Reportagem chama de “déficit” investimentos em tecnologia e segurança nacional e, ainda, deixa de fora de levantamento as maiores empresas públicas do país
Matéria veiculada pela rede Globo, na edição do Jornal Nacional de 22 de outubro, indicou que as estatais federais devem fechar o ano com déficit de R$ 3,7 bilhões. A reportagem, entretanto, deixou de fora do grupo de cerca de 100 entidades analisadas a Petrobras, Eletrobrás e os bancos públicos. Em 2023, as estatais, incluindo essas empresas, tiveram resultado líquido positivo de R$ 197,9 bilhões. Os bancos públicos federais, sozinhos, contribuíram com R$ 71 bilhões desse montante.
“É preocupante a divulgação desse tipo de matéria, que deixa de considerar fatores muito importantes, como as principais empresas públicas do país. Com isso, gera insegurança na população e no mercado, tanto em relação ao papel e importância das estatais para a economia, concorrência e desenvolvimento do país, quanto em relação à gestão de despesas do governo”, observa a presidenta da Confederação Nacional dos Trabalhadores do Ramo Financeiro (Contraf-CUT) e vice-presidenta da Central Única dos Trabalhadores (CUT), Juvandia Moreira.
Outro ponto da reportagem que chamou atenção é que o “déficit” está concentrado em poucas empresas: Emgepron (Empresa Gerencial de Projetos Navais), Correios, EMGEA, Infraero e Dataprev. Sobre essas estatais, o Ministério de Gestão e Inovação respondeu ao Jornal Nacional que o balanço está relacionado ao aumento de investimentos, como em máquinas e tecnologias, e que não impactam nas despesas públicas, porque estão sendo arcadas com recursos das próprias empresas, não do Tesouro.
No caso Emgepron, por exemplo, que registrou o maior déficit do grupo de estatais (de R$ 2,5 bilhões), a explicação está na política de defesa nacional, com os investimentos na construção de navios para a Marinha.
Impacto das estatais para economia
Além do resultado líquido positivo de quase R$ 200 bilhões, em 2023, as estatais federais pagaram R$ 128,1 bilhões aos acionistas, na forma de dividendos e juros sobre o capital próprio, sendo R$ 49,4 bilhões para a União.

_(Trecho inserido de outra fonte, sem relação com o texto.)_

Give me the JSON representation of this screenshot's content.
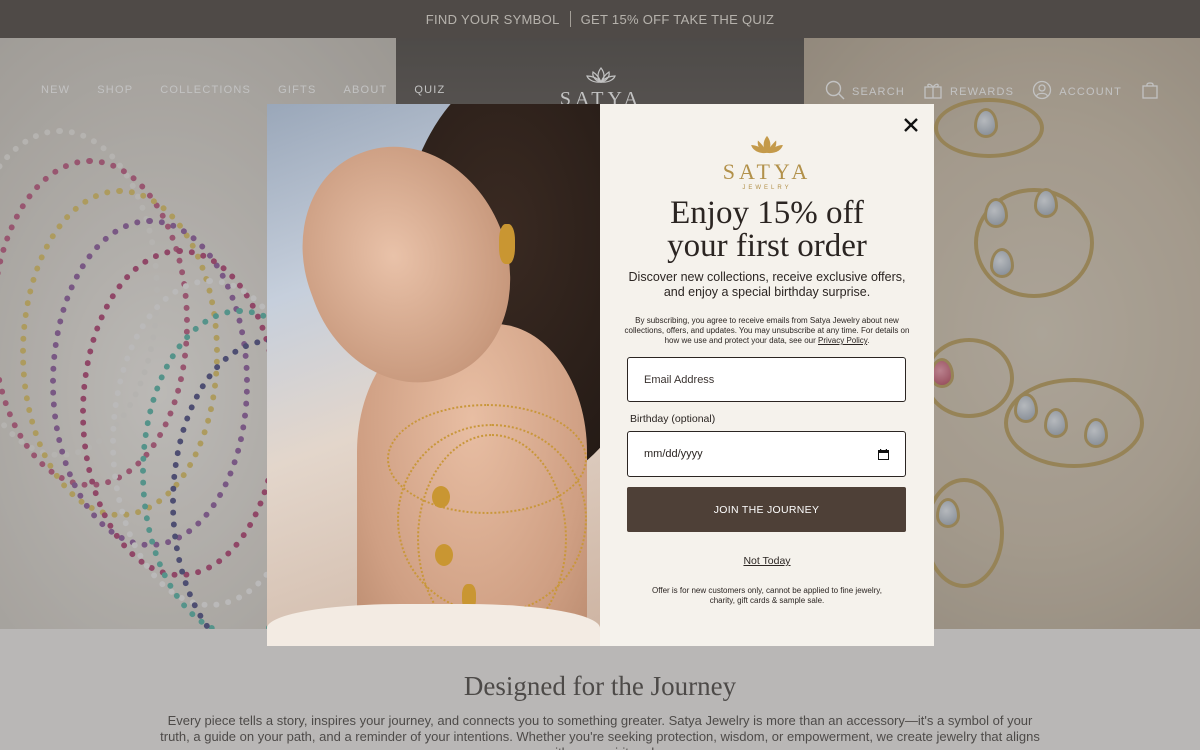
{
  "announcement": {
    "left": "FIND YOUR SYMBOL",
    "right": "GET 15% OFF TAKE THE QUIZ"
  },
  "nav": {
    "links": [
      "NEW",
      "SHOP",
      "COLLECTIONS",
      "GIFTS",
      "ABOUT",
      "QUIZ"
    ],
    "logo": "SATYA",
    "search": "SEARCH",
    "rewards": "REWARDS",
    "account": "ACCOUNT"
  },
  "icons": {
    "search": "search-icon",
    "rewards": "gift-icon",
    "account": "user-icon",
    "cart": "bag-icon",
    "close": "close-icon",
    "calendar": "calendar-icon",
    "brand": "lotus-icon"
  },
  "modal": {
    "brand_name": "SATYA",
    "brand_sub": "JEWELRY",
    "headline_line1": "Enjoy 15% off",
    "headline_line2": "your first order",
    "lead_line1": "Discover new collections, receive exclusive offers,",
    "lead_line2": "and enjoy a special birthday surprise.",
    "legal_text": "By subscribing, you agree to receive emails from Satya Jewelry about new collections, offers, and updates. You may unsubscribe at any time. For details on how we use and protect your data, see our",
    "legal_link": "Privacy Policy",
    "email_placeholder": "Email Address",
    "birthday_label": "Birthday (optional)",
    "birthday_placeholder": "mm/dd/yyyy",
    "join_label": "JOIN THE JOURNEY",
    "not_today": "Not Today",
    "fine_print": "Offer is for new customers only, cannot be applied to fine jewelry, charity, gift cards & sample sale."
  },
  "section": {
    "title": "Designed for the Journey",
    "body": "Every piece tells a story, inspires your journey, and connects you to something greater. Satya Jewelry is more than an accessory—it's a symbol of your truth, a guide on your path, and a reminder of your intentions. Whether you're seeking protection, wisdom, or empowerment, we create jewelry that aligns with your spirit and"
  },
  "colors": {
    "announcement_bg": "#2e2620",
    "button_bg": "#4e4037",
    "brand_gold": "#b2914a",
    "modal_bg": "#f5f2ec"
  }
}
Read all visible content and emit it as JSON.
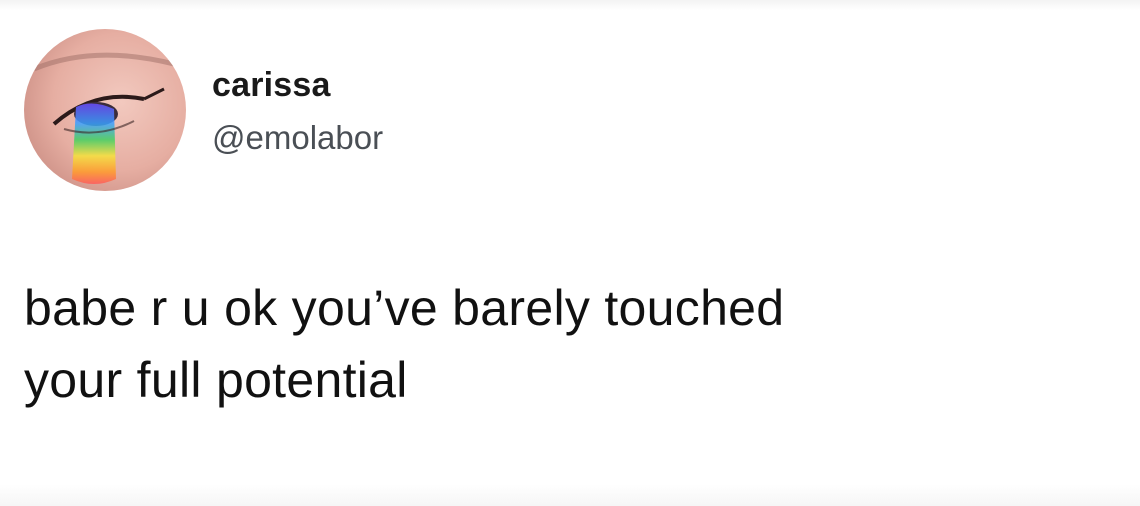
{
  "tweet": {
    "display_name": "carissa",
    "handle": "@emolabor",
    "text_line1": "babe r u ok you’ve barely touched",
    "text_line2": "your full potential"
  },
  "avatar": {
    "icon": "avatar-rainbow-eye"
  }
}
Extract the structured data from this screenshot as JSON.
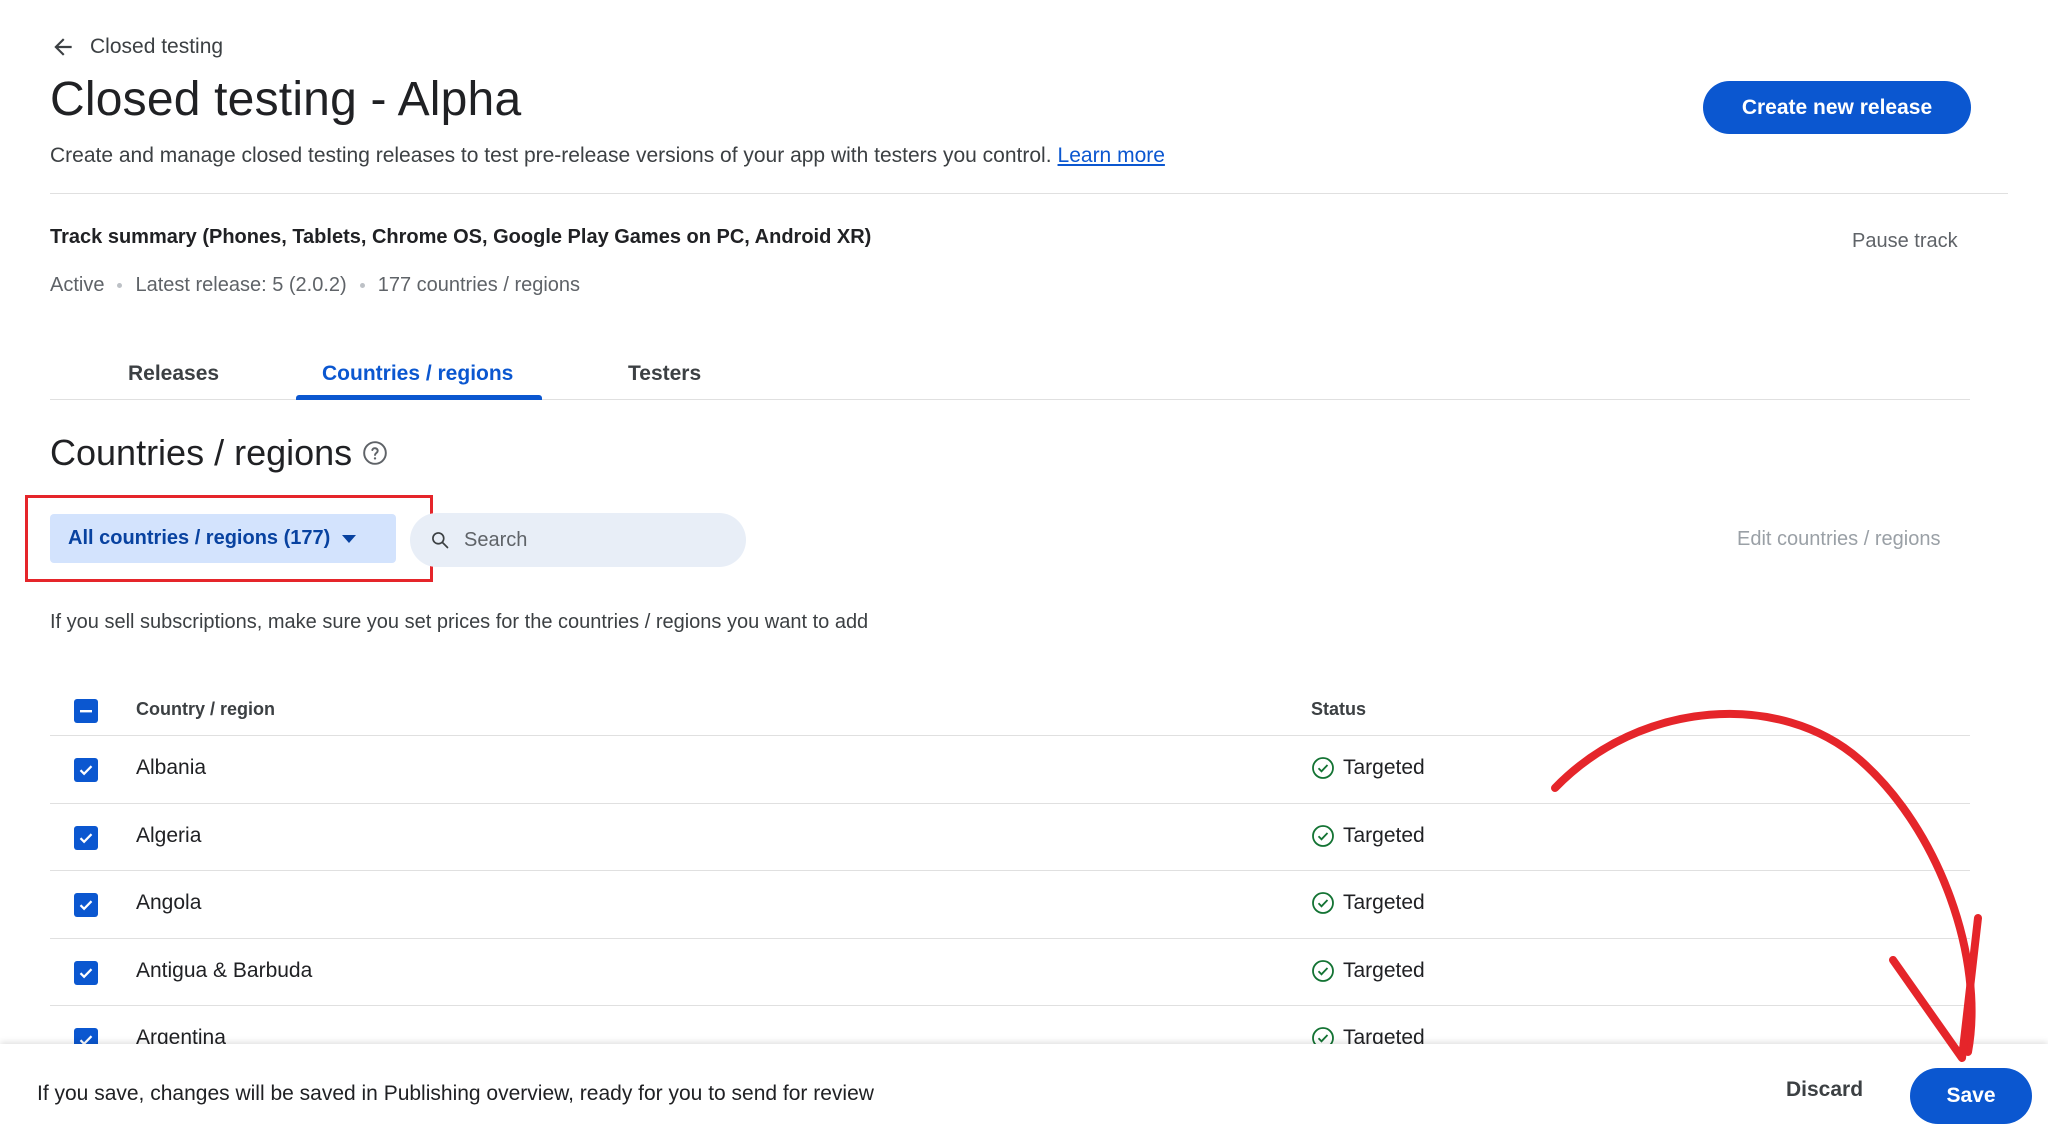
{
  "breadcrumb": {
    "label": "Closed testing",
    "icon": "arrow-back-icon"
  },
  "header": {
    "title": "Closed testing - Alpha",
    "subtitle": "Create and manage closed testing releases to test pre-release versions of your app with testers you control.",
    "learn_more": "Learn more",
    "create_release_label": "Create new release"
  },
  "track": {
    "summary": "Track summary (Phones, Tablets, Chrome OS, Google Play Games on PC, Android XR)",
    "pause_label": "Pause track",
    "status": "Active",
    "latest_release": "Latest release: 5 (2.0.2)",
    "countries_count": "177 countries / regions"
  },
  "tabs": [
    {
      "label": "Releases",
      "active": false
    },
    {
      "label": "Countries / regions",
      "active": true
    },
    {
      "label": "Testers",
      "active": false
    }
  ],
  "section": {
    "title": "Countries / regions",
    "filter_label": "All countries / regions (177)",
    "search_placeholder": "Search",
    "edit_label": "Edit countries / regions",
    "notice": "If you sell subscriptions, make sure you set prices for the countries / regions you want to add"
  },
  "table": {
    "headers": {
      "country": "Country / region",
      "status": "Status"
    },
    "rows": [
      {
        "country": "Albania",
        "status": "Targeted"
      },
      {
        "country": "Algeria",
        "status": "Targeted"
      },
      {
        "country": "Angola",
        "status": "Targeted"
      },
      {
        "country": "Antigua & Barbuda",
        "status": "Targeted"
      },
      {
        "country": "Argentina",
        "status": "Targeted"
      }
    ]
  },
  "footer": {
    "text": "If you save, changes will be saved in Publishing overview, ready for you to send for review",
    "discard_label": "Discard",
    "save_label": "Save"
  },
  "colors": {
    "primary": "#0b57d0",
    "filter_bg": "#d3e3fd",
    "targeted_green": "#137333",
    "annotation_red": "#e5252a"
  }
}
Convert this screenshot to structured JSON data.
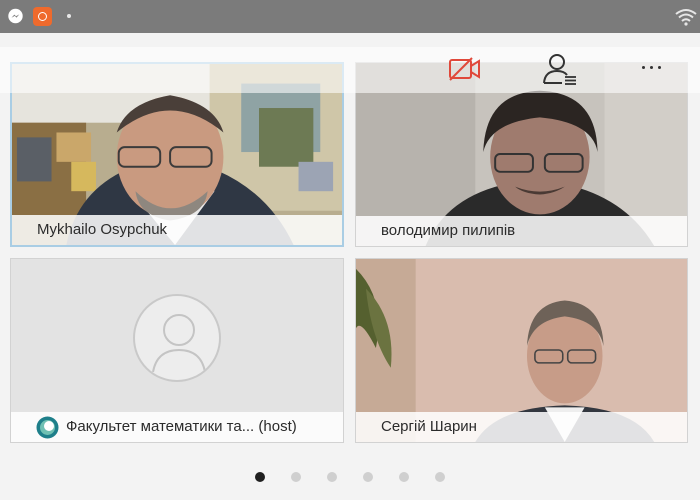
{
  "status_bar": {
    "icons": [
      "messenger-icon",
      "app-icon",
      "notification-dot",
      "wifi-icon"
    ]
  },
  "toolbar": {
    "buttons": [
      "video-off-icon",
      "participants-icon",
      "more-icon"
    ],
    "video_off_color": "#e0483a"
  },
  "participants": [
    {
      "name": "Mykhailo Osypchuk",
      "active": true
    },
    {
      "name": "володимир пилипів",
      "active": false
    },
    {
      "name": "Факультет математики та... (host)",
      "active": false,
      "no_video": true
    },
    {
      "name": "Сергій Шарин",
      "active": false
    }
  ],
  "pagination": {
    "pages": 6,
    "current": 1
  }
}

“Esses dados mostram a importância das estatais para o desempenho econômico do país, além do fato de muitas estarem em setores estratégicos, em que é importante atuarem para direcionar o desenvolvimento e garantir que haja o melhor ganho social possível”, explica Juvandia Moreira. “A manutenção e reestatização de empresas públicas é uma realidade em todo o mundo, inclusive nos países desenvolvidos”, completou, lembrando que o movimento de privatização que está ocorrendo em alguns estados brasileiros, como no caso da Companhia de Saneamento Básico do Estado de São Paulo (Sabesp), está na contramão da tendência global.
Em 2023, a França, por exemplo, concluiu a reestatização da maior empresa de energia daquele país, voltando a ter 99,9% da propriedade da Électricité de France (EDF). Já, segundo o Public Future, banco de dados coordenado pelo Instituto Transnacional (TNI), da Universidade de Glasgow, na Holanda, cerca de 90% dos sistemas de água do mundo são de gestão pública, atualmente. O trabalho revela ainda que, entre 2000 e 2019, ocorreram mais de 1.400 casos de reestatização no mundo, a maioria concentrados na Europa.
Jogo de informações
“Como sociedade civil, eleitores e consumidores de notícias, precisamos estar atentos ao jogo de informações nas mídias”, ressalta o secretário de Comunicação da Contraf-CUT, Elias Jordão, pontuando que, ao omitir o papel das estatais na realização de investimentos importantes para a economia e para a população brasileira, a reportagem do Jornal Nacional acaba servindo ao ponto de vista do mercado, onde se concentram os maiores interessados pela privatização de companhias públicas.
“Quando narrativas sobre piora do cenário fiscal como essas são sustentadas, você ajuda a justificar, inclusive, os interesses do mercado para a elevação da taxa básica de juros no país, além, é claro, de enfraquecer a imagem das empresas públicas, para preparar a população para que sejam privatizadas, ou seja, deixem de ser geridas pelo Estado e passem a ser controladas pela iniciativa privada, que não garante boa gestão e atendimento de qualidade, como estamos vendo hoje, em São Paulo, onde grande parte da população ficou por dias sem energia após tempestade, porque a companhia que comprou a Eletropaulo não teve capacidade de reestabelecer de maneira célere os atendimentos”, concluiu.